- Arrêt of June 9, 2011

09/06/2011 - C.10.0203.F

Case law

Summary

Sommaire 1
La règle que le montant de la pension après divorce ne peut excéder le tiers des revenus de l'époux débiteur de la pension n'est pas d'ordre public mais, ayant été instaurée en vue de la protection des droits du débiteur de la pension, elle est impérative en faveur de celui-ci (1). (1) Voir Cass. 23 juin 2006, RG C.05.0139.F, Pas., 2006, n° 350.

Arrêt - Integral text

N° C.10.0203.F

S. P.,

demandeur en cassation,

représenté par Maître Michèle Grégoire, avocat à la Cour de cassation, dont le cabinet est établi à Bruxelles, avenue Louise, 480, où il est fait élection de domicile,

contre

L. M.,

défenderesse en cassation,

représentée par Maître Simone Nudelholc, avocat à la Cour de cassation, dont le cabinet est établi à Bruxelles, boulevard de l'Empereur, 3, où il est fait élection de domicile.

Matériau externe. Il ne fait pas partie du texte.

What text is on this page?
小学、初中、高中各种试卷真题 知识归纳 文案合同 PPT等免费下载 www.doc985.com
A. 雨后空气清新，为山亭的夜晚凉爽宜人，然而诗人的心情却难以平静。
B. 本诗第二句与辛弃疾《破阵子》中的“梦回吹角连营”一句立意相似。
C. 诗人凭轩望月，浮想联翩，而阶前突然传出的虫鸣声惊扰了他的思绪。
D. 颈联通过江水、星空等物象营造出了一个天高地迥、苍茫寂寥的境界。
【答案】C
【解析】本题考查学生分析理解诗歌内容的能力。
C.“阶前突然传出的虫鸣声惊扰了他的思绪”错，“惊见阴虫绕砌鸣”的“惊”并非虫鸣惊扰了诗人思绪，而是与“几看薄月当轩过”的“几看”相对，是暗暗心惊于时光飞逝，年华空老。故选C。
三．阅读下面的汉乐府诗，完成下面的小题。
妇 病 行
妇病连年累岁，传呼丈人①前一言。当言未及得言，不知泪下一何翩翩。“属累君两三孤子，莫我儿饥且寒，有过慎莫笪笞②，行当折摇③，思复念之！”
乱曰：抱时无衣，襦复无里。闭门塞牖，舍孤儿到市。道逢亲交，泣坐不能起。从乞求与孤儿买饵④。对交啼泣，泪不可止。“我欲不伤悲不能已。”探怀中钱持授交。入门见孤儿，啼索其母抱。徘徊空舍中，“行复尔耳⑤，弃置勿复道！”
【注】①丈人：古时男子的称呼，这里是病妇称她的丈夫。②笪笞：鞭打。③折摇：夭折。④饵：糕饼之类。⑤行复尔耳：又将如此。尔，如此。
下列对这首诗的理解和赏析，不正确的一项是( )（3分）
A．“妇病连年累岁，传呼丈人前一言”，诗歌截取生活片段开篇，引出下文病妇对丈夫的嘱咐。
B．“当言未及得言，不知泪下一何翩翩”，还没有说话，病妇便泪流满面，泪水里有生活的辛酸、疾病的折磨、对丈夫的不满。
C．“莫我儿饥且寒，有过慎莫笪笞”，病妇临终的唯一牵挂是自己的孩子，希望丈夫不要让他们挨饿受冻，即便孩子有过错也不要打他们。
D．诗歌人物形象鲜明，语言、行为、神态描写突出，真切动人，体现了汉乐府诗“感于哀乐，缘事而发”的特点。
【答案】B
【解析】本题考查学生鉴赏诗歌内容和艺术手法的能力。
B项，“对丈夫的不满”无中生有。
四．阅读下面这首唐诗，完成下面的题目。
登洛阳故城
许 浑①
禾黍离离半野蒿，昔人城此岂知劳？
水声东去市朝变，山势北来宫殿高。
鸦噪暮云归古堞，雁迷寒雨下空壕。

La procédure devant la Cour

Le pourvoi en cassation est dirigé contre le jugement rendu le

17 décembre 2009 par le tribunal de première instance de Marche-en-Famenne, statuant en degré d'appel.

Le conseiller Martine Regout a fait rapport.

L'avocat général Thierry Werquin a conclu.

Le moyen de cassation

Dans la requête en cassation, jointe au présent arrêt en copie certifiée conforme, le demandeur présente un moyen.

La décision de la Cour

Sur le moyen :

Quant à la deuxième branche :

Aux termes de l'article 301, § 4, du Code civil, applicable à l'espèce, en aucun cas, le montant de la pension après divorce ne peut excéder le tiers des revenus de l'époux débiteur de la pension.

Cette règle n'est pas d'ordre public mais, ayant été instaurée en vue de la protection des droits du débiteur de la pension, elle est impérative en faveur de celui-ci.

Le jugement attaqué considère que « dès lors que la limitation légale au tiers des revenus [du demandeur] n'est pas invoquée, la situation actuelle de ce dernier importe peu ».

Par ces considérations, dont il ne se déduit pas que le demandeur a renoncé à invoquer l'application de l'article 301, § 4, du Code civil, le jugement attaqué ne justifie pas légalement sa décision de fixer à 400 euros par mois le montant de la pension alimentaire due par le demandeur à la défenderesse.

Le moyen, en cette branche, est fondé.

Sur les autres griefs :

Il n'y a pas lieu de répondre aux autres branches du moyen qui ne sauraient entraîner une cassation plus étendue.

Par ces motifs,

La Cour

Casse le jugement attaqué en tant qu'il statue sur le montant de la pension alimentaire due par le demandeur à la défenderesse et sur les dépens ;

Ordonne que mention du présent arrêt sera faite en marge du jugement partiellement cassé ;

Réserve les dépens pour qu'il soit statué sur ceux-ci par le juge du fond ;

Renvoie la cause, ainsi limitée, devant le tribunal de première instance de Neufchâteau, siégeant en degré d'appel.

Ainsi jugé par la Cour de cassation, première chambre, à Bruxelles, où siégeaient le président de section Paul Mathieu, les conseillers Didier Batselé, Albert Fettweis, Christine Matray et Martine Regout, et prononcé en audience publique du neuf juin deux mille onze par le président de section Paul Mathieu, en présence de l'avocat général Thierry Werquin, avec l'assistance du greffier Patricia De Wadripont.